The rejection had come as a major blow to Ms McCorkell, who has lived in Ireland for 45 years and raised her family with her Irish husband, Charles, whom she met in Liverpool. Like others who have found their applications declined, Ms McCorkell thought it would be a straightforward process given her strong links to the country. Even an analysis of her DNA revealed she was 50 per cent Irish, she said.

“The uncertainty is the worst part”

Now, well over a year after her initial application, and after her story was reported in The Irish Times, Ms McCorkell has finally received good news after the department agreed to re-examine her case. “They don’t understand how stressed people are,” she said of the process, which immigration solicitors have criticised for unfairly rejecting applications on the basis of periods of travel. “It is the uncertainty that is the worst part.”

On Wednesday she received a brown Government-issued envelope containing an invitation to take part in a citizenship ceremony in Co Kerry next month.“The relief to have it in your hand is marvellous,” she said. “When I applied I never expected after all these years [in Ireland] that I would be turned down. It will mean security and it will mean, I suppose, pride.”

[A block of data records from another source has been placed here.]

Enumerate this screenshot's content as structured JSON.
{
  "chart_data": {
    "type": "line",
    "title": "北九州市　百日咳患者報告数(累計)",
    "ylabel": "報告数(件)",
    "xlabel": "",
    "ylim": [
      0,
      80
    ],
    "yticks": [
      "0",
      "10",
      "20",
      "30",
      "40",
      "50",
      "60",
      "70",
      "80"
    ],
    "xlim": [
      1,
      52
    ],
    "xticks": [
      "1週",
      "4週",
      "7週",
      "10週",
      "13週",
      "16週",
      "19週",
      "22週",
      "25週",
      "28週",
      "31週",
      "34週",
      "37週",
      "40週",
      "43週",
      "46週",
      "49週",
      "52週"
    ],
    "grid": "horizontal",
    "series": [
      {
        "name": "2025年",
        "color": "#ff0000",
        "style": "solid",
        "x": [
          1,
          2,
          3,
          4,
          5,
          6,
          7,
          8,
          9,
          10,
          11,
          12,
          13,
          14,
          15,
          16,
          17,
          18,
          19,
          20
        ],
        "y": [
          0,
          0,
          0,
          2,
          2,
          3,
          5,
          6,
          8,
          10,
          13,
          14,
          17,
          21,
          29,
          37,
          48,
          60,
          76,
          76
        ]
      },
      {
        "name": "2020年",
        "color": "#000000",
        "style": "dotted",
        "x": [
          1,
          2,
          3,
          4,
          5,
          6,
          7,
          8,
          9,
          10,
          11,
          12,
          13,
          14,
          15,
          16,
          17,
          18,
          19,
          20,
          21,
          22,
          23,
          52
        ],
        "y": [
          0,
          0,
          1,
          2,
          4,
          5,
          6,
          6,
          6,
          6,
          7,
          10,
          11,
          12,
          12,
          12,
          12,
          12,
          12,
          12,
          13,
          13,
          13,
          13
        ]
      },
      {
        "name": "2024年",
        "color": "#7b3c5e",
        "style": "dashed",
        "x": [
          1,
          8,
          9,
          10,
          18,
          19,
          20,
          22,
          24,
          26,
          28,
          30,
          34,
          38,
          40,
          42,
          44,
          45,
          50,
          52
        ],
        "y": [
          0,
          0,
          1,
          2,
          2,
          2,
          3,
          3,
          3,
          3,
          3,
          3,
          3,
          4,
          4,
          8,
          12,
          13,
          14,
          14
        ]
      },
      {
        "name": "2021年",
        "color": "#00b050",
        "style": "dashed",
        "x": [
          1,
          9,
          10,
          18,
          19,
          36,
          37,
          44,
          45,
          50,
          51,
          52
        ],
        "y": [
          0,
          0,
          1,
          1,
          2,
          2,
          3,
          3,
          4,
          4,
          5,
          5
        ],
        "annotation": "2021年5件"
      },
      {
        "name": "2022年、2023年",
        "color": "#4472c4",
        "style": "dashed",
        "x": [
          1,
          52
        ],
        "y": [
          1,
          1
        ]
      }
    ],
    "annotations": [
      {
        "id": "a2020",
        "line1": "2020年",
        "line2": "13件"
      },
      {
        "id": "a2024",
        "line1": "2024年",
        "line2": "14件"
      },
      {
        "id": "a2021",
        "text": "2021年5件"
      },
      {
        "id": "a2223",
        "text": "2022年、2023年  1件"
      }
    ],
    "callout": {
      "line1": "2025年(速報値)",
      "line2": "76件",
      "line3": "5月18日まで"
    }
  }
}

Like other UK citizens, Ms McCorkell decided to apply for citizenship after her native country voted to leave the European Union.

“No legal basis”

Lawyers believe the relatively new six-week rule, increasingly identified as the reason for citizenship refusal, has no basis in law. It has yet to be challenged in court, however. Karen Berkeley of Berkeley Solicitors says people are still being refused on this basis but there is no information on the policy or guidelines on how it is applied. “There is a complete lack of clarity on what is involved,” she said, adding that efforts to engage with officials had been unsuccessful.

The rule is problematic for people who have lived in Ireland for a number of years but have to travel regularly for work or to deal with personal issues in their home countries.

Citizenship applications are made under the Irish Nationality and Citizenship Act of 1956, which stipulates that an applicant must have a year’s continuous residency immediately before the date of application and total residence of four years during the eight years before that.

In August 2016 the department decided to apply “a reasonable and generous period of up to six weeks . . . for absences from the State for normal holidays and other short-term and temporary absences, such as for a business meeting, family bereavement or a medical emergency while abroad” when calculating residency terms. Applications are decided on individual merits, it said.